Vasssalboro planners approve three applications

by Mary Grow

Vassalboro Planning Board members unanimously approved all three applications on their Sept. 7 agenda, including what board Chairman Virginia Brackett said was the fourth application presented for a solar array in town.

The board previously approved a solar farm on Route 32 between North and East Vassalboro, which has been built. An application for a development west of Cemetery Street was presented in January and approved in June.

In March, board members granted the applicant for a Riverside Drive solar array a one-year permit extension, to allow more time to negotiate the necessary agreement to connect to Central Maine Power Company (CMP) lines.

Sunvest, a company with main offices in Illinois and Wisconsin, was represented at the Sept. 7 meeting by Bill French, regional director for project development, who previously appeared before the board in April.
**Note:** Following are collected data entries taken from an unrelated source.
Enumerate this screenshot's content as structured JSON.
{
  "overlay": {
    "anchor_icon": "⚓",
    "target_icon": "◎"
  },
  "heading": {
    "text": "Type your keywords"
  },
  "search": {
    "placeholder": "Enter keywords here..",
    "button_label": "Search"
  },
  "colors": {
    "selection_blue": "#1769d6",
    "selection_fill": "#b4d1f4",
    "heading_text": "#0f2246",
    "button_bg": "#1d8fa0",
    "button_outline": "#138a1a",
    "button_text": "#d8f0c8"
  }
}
The Sunvest project is on David and Jennifer Jones’ farmland on the east side of Webber Pond Road about 1,500 feet south of the Bog Road intersection, French said. The company plans to lease about 40 acres of a 93-acre parcel and use about 18 acres for solar panels that will turn to follow the sun — “single-axis tilt” panels, in French’s words.

As with other projects in town, it is expected to last at least 25 years and probably longer. As with other projects, its impacts are expected to be minimal. French and board members discussed buffers around the array; non-reflective panel surfaces to avoid glare; lack of noise and traffic (once construction is finished); and absence of dust, odor, trash, effects on soil, water and groundwater or other disturbances to neighbors or the environment.

Board members approved the permit with two conditions:

Sunvest is to submit a plan acceptable to the codes officer for screening in two areas on the north and west sides where natural screening is inadequate; and
The Town of Vassalboro is to be added as a secondary beneficiary, after the landowners, on the bond that guarantees removal of the panels and supports when the lifetime of the solar array ends.
Sunvest, too, needs a connection agreement with CMP. French did not know how long negotiations might take.

The other two applications approved Sept. 7 were:

From Lisa Polevoy, to enlarge a deck at 111 Sandy Point Road in the Three Mile Pond shoreland area; and
From Judith Elderkin and Christopher Ingalls, to remove a recreational vehicle and deck and replace them with a recreational vehicle of the same size or smaller, without deck; and to repair a shed. Their property is at 107 McQuarrie Road in the Webber Pond shoreland area.

Codes Officer Paul Mitnik, who has tried repeatedly to retire, told board members town officials are considering hiring a person without experience, whom Mitnik will train over the next several months.